Evaluating Apple Against Peers In Technology Hardware, Storage & Peripherals Industry – Apple (NASDAQ:AAPL)

In today’s rapidly changing and highly competitive business world, it is vital for investors and industry enthusiasts to carefully assess companies. In this article, we will perform a comprehensive industry comparison, evaluating Apple (NASDAQ:AAPL) against its key competitors in the Technology Hardware, Storage & Peripherals industry. By analyzing important financial metrics, market position, and growth prospects, we aim to provide valuable insights for investors and shed light on company’s performance within the industry.

Apple Background

Apple is among the largest companies in the world, with a broad portfolio of hardware and software products targeted at consumers and businesses. Apple’s iPhone makes up a majority of the firm sales, and Apple’s other products like Mac, iPad, and Watch are designed around the iPhone as the focal point of an expansive software ecosystem. Apple has progressively worked to add new applications, like streaming video, subscription bundles, and augmented reality. The firm designs its own software and semiconductors while working with subcontractors like Foxconn and TSMC to build its products and chips. Slightly less than half of Apple’s sales come directly through its flagship stores, with a majority of sales coming indirectly through partnerships and distribution.

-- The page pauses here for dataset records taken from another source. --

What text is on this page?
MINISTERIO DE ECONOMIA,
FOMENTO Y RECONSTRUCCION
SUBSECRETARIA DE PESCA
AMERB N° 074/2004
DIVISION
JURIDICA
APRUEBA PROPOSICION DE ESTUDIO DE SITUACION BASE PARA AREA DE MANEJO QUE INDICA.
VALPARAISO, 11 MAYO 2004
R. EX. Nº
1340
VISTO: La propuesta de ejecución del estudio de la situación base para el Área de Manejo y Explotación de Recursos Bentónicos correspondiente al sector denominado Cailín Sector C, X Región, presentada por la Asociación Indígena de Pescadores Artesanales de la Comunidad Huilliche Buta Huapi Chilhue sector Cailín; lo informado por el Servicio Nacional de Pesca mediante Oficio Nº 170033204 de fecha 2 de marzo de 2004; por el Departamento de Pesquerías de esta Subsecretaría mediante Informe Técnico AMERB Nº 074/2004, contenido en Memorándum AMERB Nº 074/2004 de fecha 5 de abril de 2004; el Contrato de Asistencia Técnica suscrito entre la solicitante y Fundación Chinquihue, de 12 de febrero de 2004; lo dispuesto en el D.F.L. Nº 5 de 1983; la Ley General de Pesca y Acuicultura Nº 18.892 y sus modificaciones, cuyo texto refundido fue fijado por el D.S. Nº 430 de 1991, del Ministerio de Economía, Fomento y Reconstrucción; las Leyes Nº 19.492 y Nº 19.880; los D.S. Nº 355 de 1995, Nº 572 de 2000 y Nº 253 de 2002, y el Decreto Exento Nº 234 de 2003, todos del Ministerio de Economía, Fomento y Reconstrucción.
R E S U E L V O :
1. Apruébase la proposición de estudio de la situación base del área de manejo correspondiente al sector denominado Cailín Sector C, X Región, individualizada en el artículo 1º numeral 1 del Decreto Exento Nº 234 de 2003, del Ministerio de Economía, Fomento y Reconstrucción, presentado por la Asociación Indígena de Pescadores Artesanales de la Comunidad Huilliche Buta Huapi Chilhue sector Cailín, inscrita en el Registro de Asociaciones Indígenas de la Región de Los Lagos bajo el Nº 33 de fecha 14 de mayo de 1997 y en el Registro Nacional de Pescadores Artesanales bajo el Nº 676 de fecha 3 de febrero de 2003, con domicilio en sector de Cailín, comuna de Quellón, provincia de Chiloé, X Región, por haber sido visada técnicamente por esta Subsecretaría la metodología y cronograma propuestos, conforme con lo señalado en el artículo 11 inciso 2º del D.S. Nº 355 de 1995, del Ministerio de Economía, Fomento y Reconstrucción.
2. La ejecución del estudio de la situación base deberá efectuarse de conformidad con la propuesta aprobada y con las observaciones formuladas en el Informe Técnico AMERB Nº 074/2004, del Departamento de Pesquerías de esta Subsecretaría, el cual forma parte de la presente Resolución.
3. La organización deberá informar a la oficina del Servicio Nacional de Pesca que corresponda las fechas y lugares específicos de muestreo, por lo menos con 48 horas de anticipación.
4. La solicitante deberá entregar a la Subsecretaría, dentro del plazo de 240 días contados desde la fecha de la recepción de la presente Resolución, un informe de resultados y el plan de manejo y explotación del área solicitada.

Company P/E P/B P/S ROE EBITDA (in billions) Gross Profit (in billions) Revenue Growth
Apple Inc 37.21 55.62 10.01 39.36% $35.55 $48.34 7.94%
Western Digital Corp 22.22 9.16 5.67 20.57% $1.48 $1.23 27.4%
Hewlett Packard Enterprise Co 25.33 1.16 0.87 1.14% $1.11 $2.67 18.5%
Pure Storage Inc 209.20 21.37 8.72 3.68% $0.09 $0.6 12.73%
NetApp Inc 19.03 21.95 3.37 23.13% $0.38 $1.1 1.17%
Super Micro Computer Inc 25.85 3 0.99 2.62% $0.25 $0.47 -15.49%
Logitech International SA 25.13 7.79 3.54 7.99% $0.22 $0.51 6.27%
Diebold Nixdorf Inc 47.90 2.09 0.66 3.73% $0.11 $0.25 1.95%
Turtle Beach Corp 15.24 2.37 0.82 1.51% $0.01 $0.03 -14.74%
Average 48.74 8.61 3.08 8.05% $0.46 $0.86 4.72%

Through a detailed examination of Apple, we can deduce the following trends:

  • With a Price to Earnings ratio of 37.21, which is 0.76x less than the industry average, the stock shows potential for growth at a reasonable price, making it an interesting consideration for market participants.

  • It could be trading at a premium in relation to its book value, as indicated by its Price to Book ratio of 55.62 which exceeds the industry average by 6.46x.

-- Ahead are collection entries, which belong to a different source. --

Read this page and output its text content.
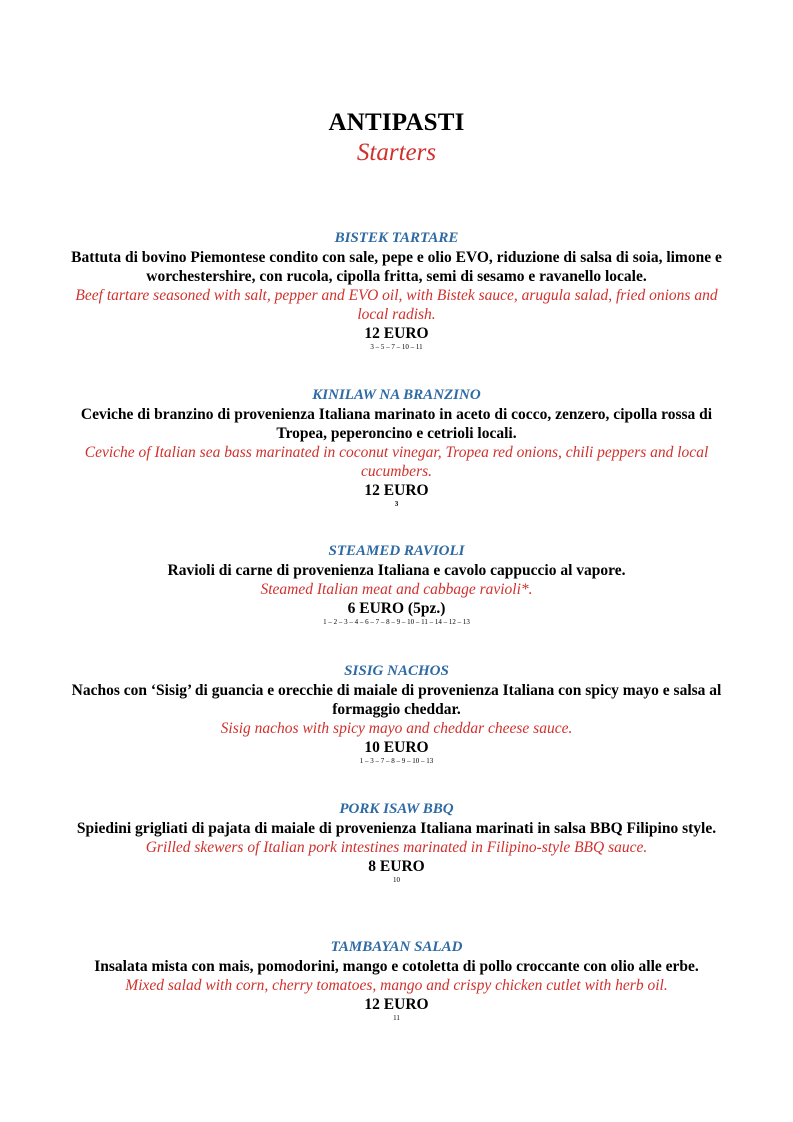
ANTIPASTI
Starters
BISTEK TARTARE
Battuta di bovino Piemontese condito con sale, pepe e olio EVO, riduzione di salsa di soia, limone e worchestershire, con rucola, cipolla fritta, semi di sesamo e ravanello locale.
Beef tartare seasoned with salt, pepper and EVO oil, with Bistek sauce, arugula salad, fried onions and local radish.
12 EURO
3 – 5 – 7 – 10 – 11
KINILAW NA BRANZINO
Ceviche di branzino di provenienza Italiana marinato in aceto di cocco, zenzero, cipolla rossa di Tropea, peperoncino e cetrioli locali.
Ceviche of Italian sea bass marinated in coconut vinegar, Tropea red onions, chili peppers and local cucumbers.
12 EURO
3
STEAMED RAVIOLI
Ravioli di carne di provenienza Italiana e cavolo cappuccio al vapore.
Steamed Italian meat and cabbage ravioli*.
6 EURO (5pz.)
1 – 2 – 3 – 4 – 6 – 7 – 8 – 9 – 10 – 11 – 14 – 12 – 13
SISIG NACHOS
Nachos con ‘Sisig’ di guancia e orecchie di maiale di provenienza Italiana con spicy mayo e salsa al formaggio cheddar.
Sisig nachos with spicy mayo and cheddar cheese sauce.
10 EURO
1 – 3 – 7 – 8 – 9 – 10 – 13
PORK ISAW BBQ
Spiedini grigliati di pajata di maiale di provenienza Italiana marinati in salsa BBQ Filipino style.
Grilled skewers of Italian pork intestines marinated in Filipino-style BBQ sauce.
8 EURO
10
TAMBAYAN SALAD
Insalata mista con mais, pomodorini, mango e cotoletta di pollo croccante con olio alle erbe.
Mixed salad with corn, cherry tomatoes, mango and crispy chicken cutlet with herb oil.
12 EURO
11
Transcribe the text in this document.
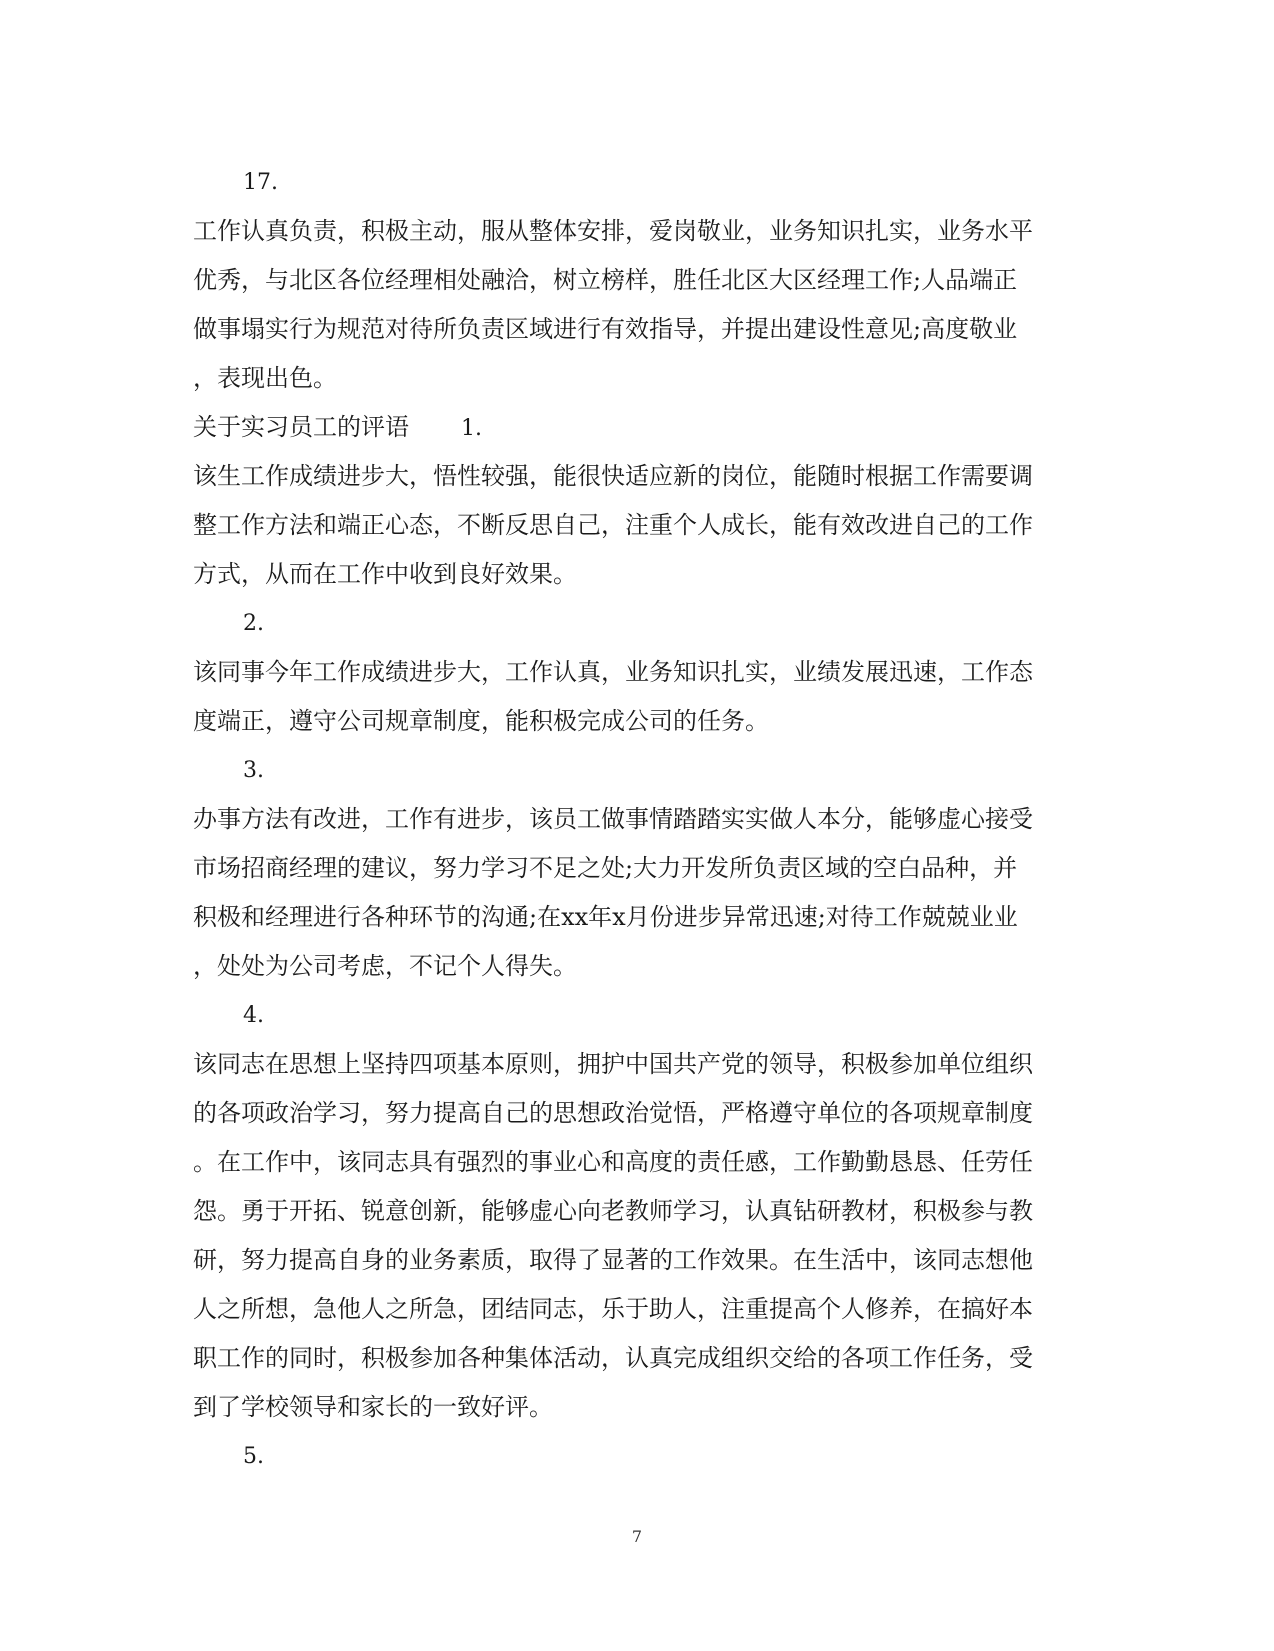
17.
工作认真负责，积极主动，服从整体安排，爱岗敬业，业务知识扎实，业务水平
优秀，与北区各位经理相处融洽，树立榜样，胜任北区大区经理工作;人品端正
做事塌实行为规范对待所负责区域进行有效指导，并提出建设性意见;高度敬业
，表现出色。
关于实习员工的评语 1.
该生工作成绩进步大，悟性较强，能很快适应新的岗位，能随时根据工作需要调
整工作方法和端正心态，不断反思自己，注重个人成长，能有效改进自己的工作
方式，从而在工作中收到良好效果。
2.
该同事今年工作成绩进步大，工作认真，业务知识扎实，业绩发展迅速，工作态
度端正，遵守公司规章制度，能积极完成公司的任务。
3.
办事方法有改进，工作有进步，该员工做事情踏踏实实做人本分，能够虚心接受
市场招商经理的建议，努力学习不足之处;大力开发所负责区域的空白品种，并
积极和经理进行各种环节的沟通;在xx年x月份进步异常迅速;对待工作兢兢业业
，处处为公司考虑，不记个人得失。
4.
该同志在思想上坚持四项基本原则，拥护中国共产党的领导，积极参加单位组织
的各项政治学习，努力提高自己的思想政治觉悟，严格遵守单位的各项规章制度
。在工作中，该同志具有强烈的事业心和高度的责任感，工作勤勤恳恳、任劳任
怨。勇于开拓、锐意创新，能够虚心向老教师学习，认真钻研教材，积极参与教
研，努力提高自身的业务素质，取得了显著的工作效果。在生活中，该同志想他
人之所想，急他人之所急，团结同志，乐于助人，注重提高个人修养，在搞好本
职工作的同时，积极参加各种集体活动，认真完成组织交给的各项工作任务，受
到了学校领导和家长的一致好评。
5.
7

  • With a relatively high Price to Sales ratio of 10.01, which is 3.25x the industry average, the stock might be considered overvalued based on sales performance.

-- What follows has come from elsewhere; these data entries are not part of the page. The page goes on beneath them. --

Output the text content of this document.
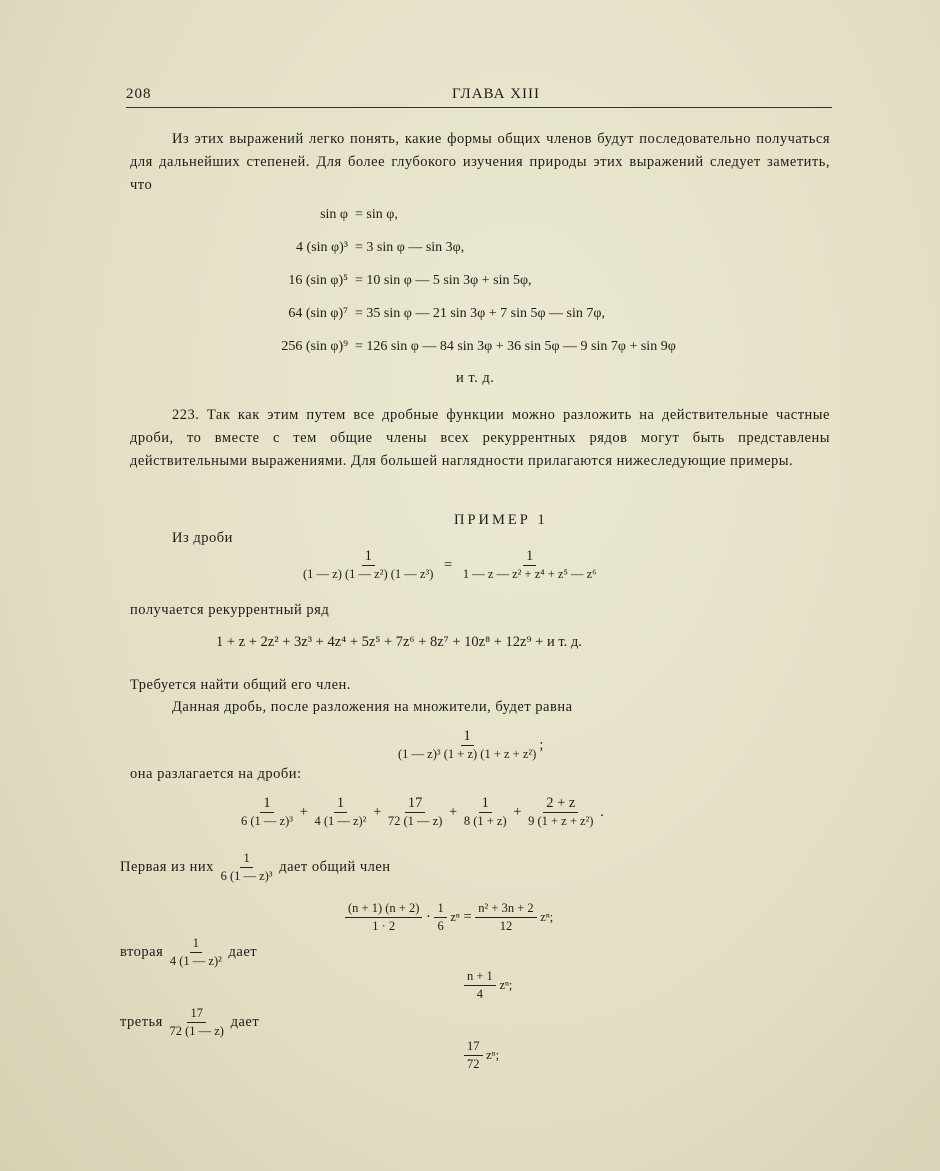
208	ГЛАВА XIII
Из этих выражений легко понять, какие формы общих членов будут последовательно получаться для дальнейших степеней. Для более глубокого изучения природы этих выражений следует заметить, что
sin φ = sin φ,
4 (sin φ)³ = 3 sin φ — sin 3φ,
16 (sin φ)⁵ = 10 sin φ — 5 sin 3φ + sin 5φ,
64 (sin φ)⁷ = 35 sin φ — 21 sin 3φ + 7 sin 5φ — sin 7φ,
256 (sin φ)⁹ = 126 sin φ — 84 sin 3φ + 36 sin 5φ — 9 sin 7φ + sin 9φ
и т. д.
223. Так как этим путем все дробные функции можно разложить на действительные частные дроби, то вместе с тем общие члены всех рекуррентных рядов могут быть представлены действительными выражениями. Для большей наглядности прилагаются нижеследующие примеры.
ПРИМЕР 1
Из дроби
$\frac{1}{\text{(1 — z) (1 — z²) (1 — z³)}} = \frac{1}{\text{1 — z — z² + z⁴ + z⁵ — z⁶}}$
получается рекуррентный ряд
1 + z + 2z² + 3z³ + 4z⁴ + 5z⁵ + 7z⁶ + 8z⁷ + 10z⁸ + 12z⁹ + и т. д.
Требуется найти общий его член.
Данная дробь, после разложения на множители, будет равна
$\frac{1}{\text{(1 — z)³ (1 + z) (1 + z + z²)}}$ ;
она разлагается на дроби:
$\frac{1}{\text{6 (1 — z)³}} + \frac{1}{\text{4 (1 — z)²}} + \frac{17}{72 (1 — z)} + \frac{1}{8 (1 + z)} + \frac{2 + z}{\text{9 (1 + z + z²)}}$ .
Первая из них $\frac{1}{\text{6 (1 — z)³}}$ дает общий член
$\frac{(n + 1) (n + 2)}{1 \cdot 2} \cdot \frac{1}{6}$ $z^n = \frac{\text{n² + 3n + 2}}{12} z^n$;
вторая $\frac{1}{\text{4 (1 — z)²}}$ дает
$\frac{n + 1}{4} z^n$;
третья $\frac{17}{72 (1 — z)}$ дает
$\frac{17}{72} z^n$;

  • The company has a higher Return on Equity (ROE) of 39.36%, which is 31.31% above the industry average. This suggests efficient use of equity to generate profits and demonstrates profitability and growth potential.

  • The company exhibits higher Earnings Before Interest, Taxes, Depreciation, and Amortization (EBITDA) of $35.55 Billion, which is 77.28x above the industry average, implying stronger profitability and robust cash flow generation.

  • Compared to its industry, the company has higher gross profit of $48.34 Billion, which indicates 56.21x above the industry average, indicating stronger profitability and higher earnings from its core operations.

  • With a revenue growth of 7.94%, which surpasses the industry average of 4.72%, the company is demonstrating robust sales expansion and gaining market share.

Debt To Equity Ratio

The debt-to-equity (D/E) ratio measures the financial leverage of a company by evaluating its debt relative to its equity.

Considering the debt-to-equity ratio in industry comparisons allows for a concise evaluation of a company’s financial health and risk profile, aiding in informed decision-making.

When examining Apple in comparison to its top 4 peers with respect to the Debt-to-Equity ratio, the following information becomes apparent:

  • As Apple is in the middle of the list in terms of the debt-to-equity ratio, it suggests that the company has a moderate debt-to-equity ratio of 1.34 compared to the other companies.

  • This position indicates a relatively balanced financial structure, where the company maintains a reasonable level of debt while also leveraging equity for financing its operations.

Key Takeaways

For Apple in the Technology Hardware, Storage & Peripherals industry, the PE ratio is low compared to peers, indicating potential undervaluation. The high PB and PS ratios suggest strong market sentiment and revenue multiples. Apple’s high ROE, EBITDA, gross profit, and revenue growth outperform industry peers, reflecting strong financial performance and growth prospects.

This article was generated by Benzinga’s automated content engine and reviewed by an editor.